A smart thermostat is a great way to upgrade your home’s energy efficiency. Smart thermostats can learn your heating and cooling habits and make adjustments accordingly. They can also be controlled remotely, which means you can save energy even when you’re not home. Many smart thermostats also come with features like vacation mode, which can save you even more money when you’re away from home for extended periods of time.
Take a Fresh Look at Your Insulation
Even if you invest in an advanced HVAC system, keeping your home at a comfortable temperature is going to be nearly impossible if you have damaged or aging insulation. Over time, insulation can become compressed and that is going to allow quite a bit of heat transfer to take place in your attic and through the roof. Those who want the best insulation on the market should take a closer look at blow-in cellulose that will settle in all of the nooks and crannies in an attic and form a very thick barrier.
Unplug Unused Devices
While it might seem like a hassle to go through your home and unplug every device you aren’t using, that task could greatly impact your energy bills. Many devices continue to draw power even when they aren’t actively being used, and that excess energy can add up over time. Some of the worst offenders include stereos, laptops, coffee makers, and old chargers.
Replace Old Lightbulbs
There are a number of ways to make your home more energy efficient, but one of the simplest is to replace your old lightbulbs with new, more efficient ones. LED bulbs use far less energy than traditional incandescent bulbs, and they last much longer, too. Making the switch to LEDs can help you save money on your energy bills and reduce your impact on the environment.
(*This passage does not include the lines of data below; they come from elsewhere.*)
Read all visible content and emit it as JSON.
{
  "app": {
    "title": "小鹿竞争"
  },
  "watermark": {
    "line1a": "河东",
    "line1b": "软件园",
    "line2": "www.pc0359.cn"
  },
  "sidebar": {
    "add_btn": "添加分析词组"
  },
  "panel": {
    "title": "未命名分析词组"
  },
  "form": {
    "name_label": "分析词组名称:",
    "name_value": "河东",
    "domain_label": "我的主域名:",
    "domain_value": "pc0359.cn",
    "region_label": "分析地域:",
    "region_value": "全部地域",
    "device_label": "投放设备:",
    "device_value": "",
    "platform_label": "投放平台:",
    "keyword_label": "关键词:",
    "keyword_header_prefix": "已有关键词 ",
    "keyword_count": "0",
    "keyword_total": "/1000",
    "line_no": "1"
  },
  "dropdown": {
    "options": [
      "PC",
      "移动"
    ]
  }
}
Utilize Solar Panels and Batteries
If you want to make your house as energy efficient as possible, then you should take a closer look at solar technology. They can be used to power your home in a variety of ways, including providing electricity, heating water, and even generating income through the sale of solar credits. Solar panels are easy to install and maintain, and they can provide significant savings on your energy bills. In addition to using solar panels, you can also invest in cutting-edge solar batteries that allow you to store energy for lengthy periods of time. A company like Harmon Solar should be able to set up a battery array within just a few hours, and you are going to notice the benefits almost immediately.
Upgrade Your Refrigerator
If you have an older refrigerator, it might be time to upgrade to a newer, more energy-efficient model. Newer models use less electricity, which can save you money on your monthly utility bills. If you decide to upgrade your refrigerator, be sure to recycle your old one properly. Many appliance stores offer recycling programs for old refrigerators.
Seal Gaps and Windows
One of the most common sources of energy loss in any home is unsealed gaps and windows. If you can feel a draft coming into your home, then chances are the heat is escaping as well. Sealing those gaps with caulk or weatherstripping is going to be an easy and affordable way to make your home more comfortable while also reducing your energy bills.
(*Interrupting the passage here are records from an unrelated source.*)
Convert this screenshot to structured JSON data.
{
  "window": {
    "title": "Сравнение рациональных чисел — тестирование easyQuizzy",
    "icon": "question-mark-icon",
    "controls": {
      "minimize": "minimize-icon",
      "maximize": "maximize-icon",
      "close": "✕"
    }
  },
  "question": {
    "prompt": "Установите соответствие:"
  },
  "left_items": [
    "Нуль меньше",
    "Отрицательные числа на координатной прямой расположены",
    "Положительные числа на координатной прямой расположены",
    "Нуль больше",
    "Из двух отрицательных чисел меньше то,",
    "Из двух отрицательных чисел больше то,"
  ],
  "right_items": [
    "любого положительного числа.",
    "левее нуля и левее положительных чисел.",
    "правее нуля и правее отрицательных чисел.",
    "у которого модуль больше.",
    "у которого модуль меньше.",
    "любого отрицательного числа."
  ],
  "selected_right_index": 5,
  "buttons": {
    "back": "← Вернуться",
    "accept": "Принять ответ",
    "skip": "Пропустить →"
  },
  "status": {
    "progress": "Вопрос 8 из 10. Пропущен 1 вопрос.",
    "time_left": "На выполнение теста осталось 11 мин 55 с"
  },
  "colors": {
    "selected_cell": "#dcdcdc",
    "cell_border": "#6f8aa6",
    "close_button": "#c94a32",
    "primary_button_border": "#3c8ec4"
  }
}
Turn Off Unnecessary Water Heater
One way to make your home more energy efficient is to turn off your water heater when you don’t need it. Hot water tanks can account for up to 15% of your home’s energy usage, so turning it off when you’re not using it can save you a lot of money on your energy bills. Many newer models come with a vacation mode that makes it easy to turn off the water heater when you’re away from home for extended periods of time. If you don’t have a vacation mode, simply turning the thermostat down to its lowest setting will do the trick.
Get an Energy Audit of Your Home
If you want to find out exactly where your home is wasting energy, the best thing to do is to get an energy audit. An energy auditor will come to your home and assess where heat is escaping and recommend the best ways to insulate your home. You can also do a simple energy audit yourself with this easy how-to guide from the U.S. Department of Energy. Doing an energy audit is a great way to save money on your monthly utility bills, and it can also help make your home more comfortable.
Making your home more efficient doesn’t always have to be a time-consuming or confusing process that leaves you frustrated. For many people, a few basic upgrades will have a huge impact on their energy consumption and monthly electric bills.